En el edificio que habito, al que he llamado con resignación “El criadero de caniches”, la calma no sólo se interrumpe por los ladridos del histérico perro del monoblock vecino. Los canes allí son los pobladores privilegiados. Si hasta hay dos que salen a pasear con su dueña pasadas las dos de la madrugada. Sus ladridos retumban en los pasillos del edificio. No importa que los vecinos duerman. Su dueña no se inmuta y hasta parece disfrutarlos, como si se tratara de una bien lograda sinfonía.
Los ruidos continuarán más tarde, cuando el reloj marque las 9. Esta vez será el vecino de arriba que siempre encuentra una excusa para correr muebles o anunciar con un sonoro portazo del placard que ha comenzado su día.

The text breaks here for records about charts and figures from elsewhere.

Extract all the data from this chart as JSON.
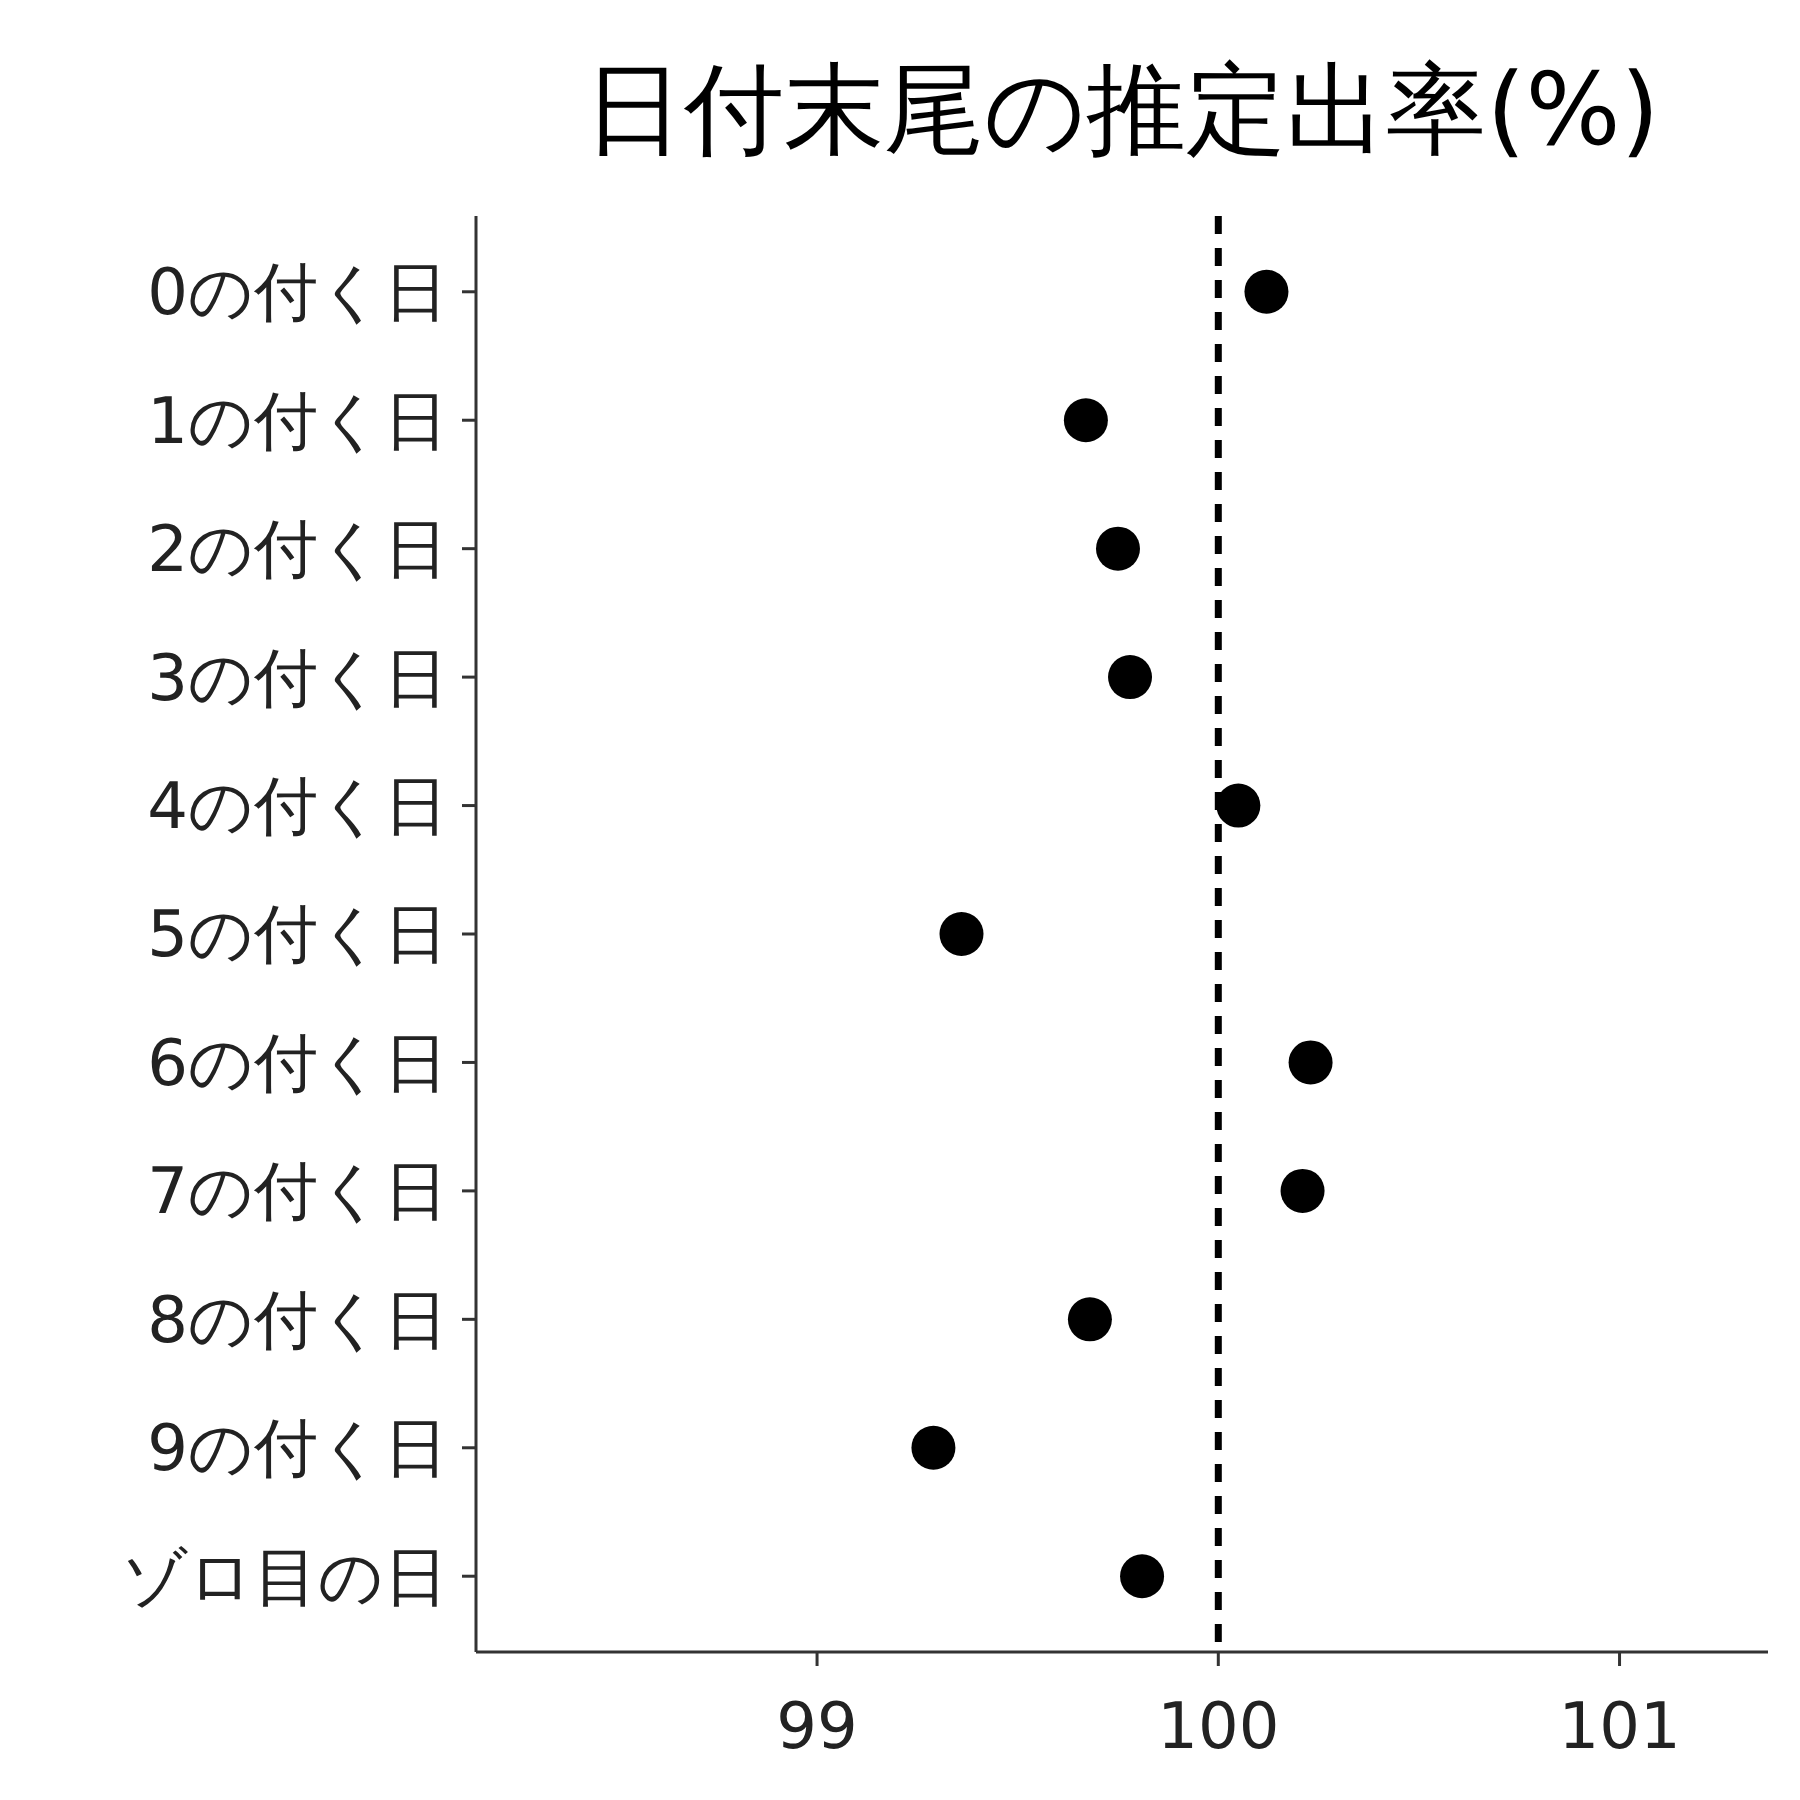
{
  "chart_data": {
    "type": "scatter",
    "title": "日付末尾の推定出率(%)",
    "orientation": "horizontal",
    "categories": [
      "0の付く日",
      "1の付く日",
      "2の付く日",
      "3の付く日",
      "4の付く日",
      "5の付く日",
      "6の付く日",
      "7の付く日",
      "8の付く日",
      "9の付く日",
      "ゾロ目の日"
    ],
    "values": [
      100.12,
      99.67,
      99.75,
      99.78,
      100.05,
      99.36,
      100.23,
      100.21,
      99.68,
      99.29,
      99.81
    ],
    "color": "#000000",
    "marker": "circle",
    "xlim": [
      98.15,
      101.37
    ],
    "xticks": [
      99,
      100,
      101
    ],
    "ref_lines": [
      {
        "axis": "x",
        "value": 100,
        "line_style": "dashed",
        "color": "#000000"
      }
    ],
    "grid": false
  }
}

La calma volverá a interrumpirse con el paso de los minutos con algún que otro martillazo o taladro contra una pared vecina. Siempre en los edificios hay refacciones, mudanzas, arreglos. Y quienes los tienen a su cargo parecen hallar la manera de burlar los reglamentos internos que, se supone, rigen las conductas de los inquilinos para vivir en armonía. Aquí tampoco parece importar si el prójimo es perjudicado.

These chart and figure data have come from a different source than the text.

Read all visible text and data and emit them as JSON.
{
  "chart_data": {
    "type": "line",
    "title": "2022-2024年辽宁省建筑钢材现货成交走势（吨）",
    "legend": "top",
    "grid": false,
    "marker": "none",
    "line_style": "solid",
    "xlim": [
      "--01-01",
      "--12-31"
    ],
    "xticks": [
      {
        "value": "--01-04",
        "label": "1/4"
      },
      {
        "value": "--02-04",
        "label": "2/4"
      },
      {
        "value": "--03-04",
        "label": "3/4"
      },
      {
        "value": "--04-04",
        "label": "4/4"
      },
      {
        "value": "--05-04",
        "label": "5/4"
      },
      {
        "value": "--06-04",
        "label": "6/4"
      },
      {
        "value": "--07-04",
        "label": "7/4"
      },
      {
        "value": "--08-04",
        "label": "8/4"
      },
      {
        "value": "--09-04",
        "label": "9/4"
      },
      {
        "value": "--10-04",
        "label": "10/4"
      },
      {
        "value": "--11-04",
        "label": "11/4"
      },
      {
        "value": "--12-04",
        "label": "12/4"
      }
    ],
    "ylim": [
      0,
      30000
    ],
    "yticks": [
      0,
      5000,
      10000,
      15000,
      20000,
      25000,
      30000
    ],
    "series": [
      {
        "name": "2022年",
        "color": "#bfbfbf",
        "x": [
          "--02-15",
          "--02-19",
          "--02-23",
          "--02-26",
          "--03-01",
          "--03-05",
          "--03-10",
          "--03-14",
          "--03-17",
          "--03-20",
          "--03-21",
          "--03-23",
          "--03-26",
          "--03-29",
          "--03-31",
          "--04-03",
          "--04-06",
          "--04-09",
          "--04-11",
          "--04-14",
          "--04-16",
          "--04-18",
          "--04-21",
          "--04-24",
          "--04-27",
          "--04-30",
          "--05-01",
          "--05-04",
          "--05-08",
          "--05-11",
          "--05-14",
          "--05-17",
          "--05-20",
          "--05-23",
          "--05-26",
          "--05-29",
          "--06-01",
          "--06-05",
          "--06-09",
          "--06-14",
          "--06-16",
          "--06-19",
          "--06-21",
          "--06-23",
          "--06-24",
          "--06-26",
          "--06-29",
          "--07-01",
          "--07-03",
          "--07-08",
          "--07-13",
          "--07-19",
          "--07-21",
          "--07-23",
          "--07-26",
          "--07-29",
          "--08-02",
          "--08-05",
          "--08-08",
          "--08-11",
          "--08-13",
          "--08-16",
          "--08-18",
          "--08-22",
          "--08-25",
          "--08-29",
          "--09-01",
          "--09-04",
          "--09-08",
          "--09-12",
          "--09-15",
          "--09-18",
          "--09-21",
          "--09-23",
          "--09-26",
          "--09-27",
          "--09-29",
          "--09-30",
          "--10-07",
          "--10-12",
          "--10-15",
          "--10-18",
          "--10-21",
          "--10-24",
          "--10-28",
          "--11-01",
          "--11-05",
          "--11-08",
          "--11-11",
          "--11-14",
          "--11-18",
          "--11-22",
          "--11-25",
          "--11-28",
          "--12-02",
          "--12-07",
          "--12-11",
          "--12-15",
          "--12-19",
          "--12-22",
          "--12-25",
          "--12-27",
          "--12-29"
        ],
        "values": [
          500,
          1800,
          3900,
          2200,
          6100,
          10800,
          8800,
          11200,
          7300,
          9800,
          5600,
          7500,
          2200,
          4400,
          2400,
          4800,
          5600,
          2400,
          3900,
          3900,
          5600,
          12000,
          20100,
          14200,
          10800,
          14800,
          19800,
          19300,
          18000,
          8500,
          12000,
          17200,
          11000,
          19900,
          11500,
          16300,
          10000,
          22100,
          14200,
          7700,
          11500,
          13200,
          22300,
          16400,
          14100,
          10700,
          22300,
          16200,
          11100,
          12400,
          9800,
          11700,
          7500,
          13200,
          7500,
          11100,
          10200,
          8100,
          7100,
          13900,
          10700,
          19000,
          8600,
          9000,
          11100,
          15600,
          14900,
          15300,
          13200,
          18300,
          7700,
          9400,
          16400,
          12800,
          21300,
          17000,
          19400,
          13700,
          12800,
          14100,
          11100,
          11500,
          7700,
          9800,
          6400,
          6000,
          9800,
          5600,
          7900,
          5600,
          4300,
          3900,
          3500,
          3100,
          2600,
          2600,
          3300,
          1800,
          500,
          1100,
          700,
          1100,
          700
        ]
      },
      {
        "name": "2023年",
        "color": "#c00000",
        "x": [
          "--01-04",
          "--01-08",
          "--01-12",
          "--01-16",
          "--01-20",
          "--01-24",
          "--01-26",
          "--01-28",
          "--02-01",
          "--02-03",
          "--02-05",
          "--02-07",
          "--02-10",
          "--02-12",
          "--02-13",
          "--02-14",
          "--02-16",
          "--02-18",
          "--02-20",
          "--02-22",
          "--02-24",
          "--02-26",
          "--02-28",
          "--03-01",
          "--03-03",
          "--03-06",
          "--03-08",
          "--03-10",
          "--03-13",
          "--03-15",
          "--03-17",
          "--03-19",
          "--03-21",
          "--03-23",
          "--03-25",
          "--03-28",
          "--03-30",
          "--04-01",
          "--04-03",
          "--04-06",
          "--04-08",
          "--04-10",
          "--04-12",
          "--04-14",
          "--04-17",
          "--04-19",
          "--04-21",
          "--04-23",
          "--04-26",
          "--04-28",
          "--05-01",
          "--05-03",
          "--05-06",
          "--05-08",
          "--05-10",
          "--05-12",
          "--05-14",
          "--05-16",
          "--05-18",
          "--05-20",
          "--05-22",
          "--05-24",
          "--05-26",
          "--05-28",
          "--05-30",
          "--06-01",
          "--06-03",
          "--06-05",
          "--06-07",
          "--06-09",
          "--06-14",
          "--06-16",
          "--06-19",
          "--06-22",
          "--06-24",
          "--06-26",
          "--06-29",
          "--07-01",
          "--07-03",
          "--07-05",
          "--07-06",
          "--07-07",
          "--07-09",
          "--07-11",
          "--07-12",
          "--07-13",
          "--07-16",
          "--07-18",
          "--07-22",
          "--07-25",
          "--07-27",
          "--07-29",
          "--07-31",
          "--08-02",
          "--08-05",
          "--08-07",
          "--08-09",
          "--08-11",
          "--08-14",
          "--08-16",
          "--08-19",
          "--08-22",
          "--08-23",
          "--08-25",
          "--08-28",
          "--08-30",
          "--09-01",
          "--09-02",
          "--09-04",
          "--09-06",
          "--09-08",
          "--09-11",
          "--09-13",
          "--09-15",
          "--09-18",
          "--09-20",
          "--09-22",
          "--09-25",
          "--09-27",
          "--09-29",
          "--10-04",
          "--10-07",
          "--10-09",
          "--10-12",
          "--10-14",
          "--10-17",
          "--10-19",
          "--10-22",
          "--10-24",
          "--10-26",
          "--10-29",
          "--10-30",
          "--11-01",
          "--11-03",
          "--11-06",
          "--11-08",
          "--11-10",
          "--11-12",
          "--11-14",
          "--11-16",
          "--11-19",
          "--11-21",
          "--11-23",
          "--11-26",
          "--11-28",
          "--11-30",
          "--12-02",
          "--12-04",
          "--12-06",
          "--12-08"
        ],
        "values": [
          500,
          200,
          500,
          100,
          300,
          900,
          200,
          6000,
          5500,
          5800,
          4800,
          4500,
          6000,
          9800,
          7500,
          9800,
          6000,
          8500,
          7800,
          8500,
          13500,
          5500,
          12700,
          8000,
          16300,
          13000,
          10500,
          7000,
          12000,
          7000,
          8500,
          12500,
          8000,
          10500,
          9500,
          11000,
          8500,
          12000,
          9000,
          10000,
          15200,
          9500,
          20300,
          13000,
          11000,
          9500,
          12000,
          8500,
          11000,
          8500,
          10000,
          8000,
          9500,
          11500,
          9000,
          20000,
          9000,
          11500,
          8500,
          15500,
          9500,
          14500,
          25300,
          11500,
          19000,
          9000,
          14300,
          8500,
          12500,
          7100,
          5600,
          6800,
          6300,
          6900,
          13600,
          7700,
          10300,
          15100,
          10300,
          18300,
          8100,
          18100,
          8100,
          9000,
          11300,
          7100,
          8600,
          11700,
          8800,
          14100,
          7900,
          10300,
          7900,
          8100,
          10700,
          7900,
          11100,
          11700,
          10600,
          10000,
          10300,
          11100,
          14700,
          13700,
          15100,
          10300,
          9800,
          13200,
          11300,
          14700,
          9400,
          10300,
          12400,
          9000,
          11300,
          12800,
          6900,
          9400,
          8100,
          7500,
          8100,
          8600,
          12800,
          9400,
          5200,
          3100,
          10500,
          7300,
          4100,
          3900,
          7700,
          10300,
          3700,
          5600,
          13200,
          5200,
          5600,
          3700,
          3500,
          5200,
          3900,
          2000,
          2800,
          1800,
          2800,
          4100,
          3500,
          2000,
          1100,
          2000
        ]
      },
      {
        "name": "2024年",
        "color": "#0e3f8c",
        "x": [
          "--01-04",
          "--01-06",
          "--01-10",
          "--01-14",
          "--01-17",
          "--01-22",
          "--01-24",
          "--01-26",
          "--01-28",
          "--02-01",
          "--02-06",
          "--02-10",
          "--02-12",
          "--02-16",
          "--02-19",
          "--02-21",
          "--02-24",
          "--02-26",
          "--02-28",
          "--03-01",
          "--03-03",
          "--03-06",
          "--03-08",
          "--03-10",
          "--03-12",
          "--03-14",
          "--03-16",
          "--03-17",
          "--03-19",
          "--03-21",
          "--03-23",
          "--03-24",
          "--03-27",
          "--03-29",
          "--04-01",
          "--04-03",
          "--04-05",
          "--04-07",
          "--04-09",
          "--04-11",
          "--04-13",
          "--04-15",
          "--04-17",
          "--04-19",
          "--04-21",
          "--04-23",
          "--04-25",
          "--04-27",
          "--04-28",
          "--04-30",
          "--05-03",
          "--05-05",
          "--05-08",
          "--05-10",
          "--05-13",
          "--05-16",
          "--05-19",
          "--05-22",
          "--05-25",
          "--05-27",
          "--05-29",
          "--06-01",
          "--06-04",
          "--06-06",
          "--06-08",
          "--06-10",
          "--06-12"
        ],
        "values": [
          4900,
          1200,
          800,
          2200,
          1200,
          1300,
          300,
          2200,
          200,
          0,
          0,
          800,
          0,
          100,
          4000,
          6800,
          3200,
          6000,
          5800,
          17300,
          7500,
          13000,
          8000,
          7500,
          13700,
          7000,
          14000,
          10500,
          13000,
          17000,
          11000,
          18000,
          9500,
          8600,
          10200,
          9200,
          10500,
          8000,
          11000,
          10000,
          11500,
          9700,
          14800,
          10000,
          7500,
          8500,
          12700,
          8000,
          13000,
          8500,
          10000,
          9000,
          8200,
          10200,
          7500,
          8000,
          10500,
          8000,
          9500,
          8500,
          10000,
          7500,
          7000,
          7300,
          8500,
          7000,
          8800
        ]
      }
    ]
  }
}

No hablo aquí de naturaleza, que se impone a como dé lugar –incluso a fuerza de ladridos-, ni de ocupaciones o de tareas cotidianas. No estoy en contra de convivir con mascotas que alegren nuestros días. Hablo de la falta de respeto creciente, de la desconsideración, de un individualismo exacerbado, a mi entender. De la invasión del espacio y hasta del oído ajeno. De burlar normas básicas de convivencia.
Quizás a este redactor le hayan caído años encima y esté más irritable, menos tolerante y más “justiciero”. Igual puedo escuchar a algún vecino entrado en años con un sórdido “Sshhhh” del otro lado de una puerta. Y sí, en ocasiones el del pedido abrupto de silencio soy yo.
Pero lo que en este edificio, que bien podría compararse con el de la célebre serie española “Aquí no hay quién viva” o con el que habite cualquier lector, ocurre, creo ver, es un reflejo de la sociedad. ¿Acaso muchos no pusieron el grito en el cielo cuando a la Ciudad de Mendoza se le ocurrió implementar el Código de Convivencia? Sin embargo, otros vieron con alivio que se instrumentaran sanciones para ordenar las actividades dentro la urbe.
Sea por edad, por personalidad (siempre se me ha señalado como un tanto obsesivo por el orden) o por la romántica visión de una convivencia en paz, noto que cada vez más se pierde el respeto hacia el otro. No importa si mi perro molesta al resto, si burlo el enorme letrero que en el hall de la torre reza “Prohibido alquilar con animales”, si sus heces se desperdigan por el cantero del boulevard de la calle Mitre, si lleno con mis corridas los pasillos, si mi música a alto volumen resuena en los pisos inferiores, o un improvisado asado en el piso del balcón cerrado de mi departamento (en “El criadero de caniches” ha pasado) llena de humo el del sujeto que vive justo arriba mío. Todo parece limitarse a la “libertad” individual.
Quizás esto sea una catarsis infundada con la imagen del abuelo Simpson gritándole a una nube. Quizás es un anhelo de que cada uno asuma un Código de Convivencia personal en el que se sienta libre pero sin condicionar ni molestar al prójimo. Digo, para intentar aquello de vivir en armonía en cada ambiente. O tal vez es que estoy un poco viejo y rezongón y… ¡A ver si hace callar a ese perro, señora!